Background: Cerebral microbleeds (CMB) signal cerebral small vessel disease and are associated with ischemic stroke. While illicit drug use (IDU) is linked to cerebral vasculopathy, the association between CMB and IDU is poorly characterized.

Aims: Our primary aim was to explore the relationship between IDU and CMB and delineate differences in vascular risk factors between those with and without CMB.

Methods: We included 1746 (1614 unique patients) acute ischemic stroke and transient ischemic accident patient admissions from 2009 to 2018 with a readable T2*gradient-echo sequence brain magnetic resonance imaging (MRI). We retrospectively obtained patient characteristics and IDU data (by history and/or urine toxicology). MRIs were reviewed for CMB and classified topographically as lobar, deep, or infratentorial. Univariate analysis was used to assess differences in patient characteristics between those with and without CMB, as well as variation in CMB location by drug category subgrouping. Coprimary multivariate logistic/Poisson regression was used to characterize the association between drug category subgrouping and CMB.

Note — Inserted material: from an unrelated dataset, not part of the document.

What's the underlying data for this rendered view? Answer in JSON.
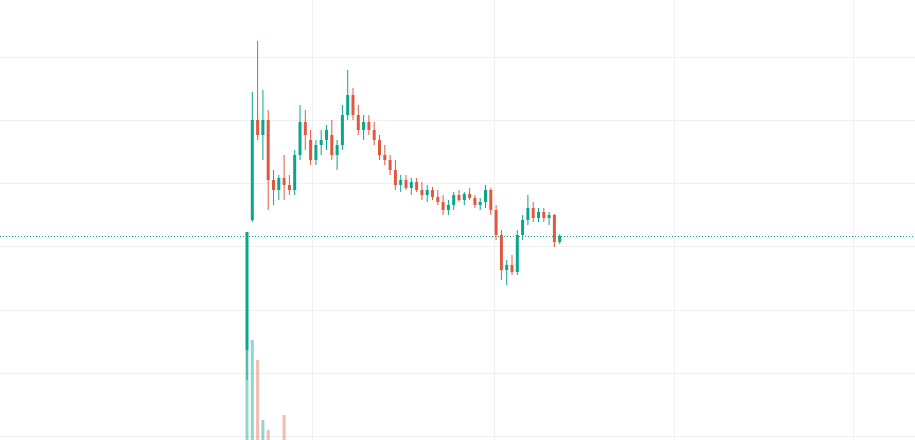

Results: We observed IDU in 13.8% (n = 241) and CMB presence in 32.9% (n = 575) in our predominantly black, middle-aged population. 53.8% of CMB were lobar, 27.3% were deep, and 18.8% were infratentorial. Within the IDU group, those with at least one CMB (compared to those without CMB) were older (56.9 ± 11.5 vs 53.6 ± 10.5, p = 0.036), had a lower body mass index (26.6 ± 4.4 vs 28.1 ± 5.9, p = 0.039), and were more likely to have chronic kidney disease (9.5% vs 3.0%, p = 0.033) or have had a previous ischemic stroke/transient ischemic attack (41.9% vs 25.1%, p = 0.009). On coprimary analysis, cocaine use was associated with increased CMB number by 0.24 (95% confidence interval (CI): 0.09, 0.38; p = 0.001) and opioid use was associated with increased CMB number by 0.31 (95% CI: 0.08, 0.52; p < 0.001) controlling for age, sex, hypertension status, and prior ischemic stroke or transient ischemic accident. CMB in the opioid use group were more likely to be deep (40.4% vs 27.3%, p = 0.023) compared to those without opioid use.

Conclusions: Our findings support an association between CMB, an early marker of cerebral vasculopathy, and cocaine and opioid use. These results highlight the need for further research into the pathophysiological mechanisms linking IDU to cerebrovascular injury and underscore the importance of targeted interventions in this population.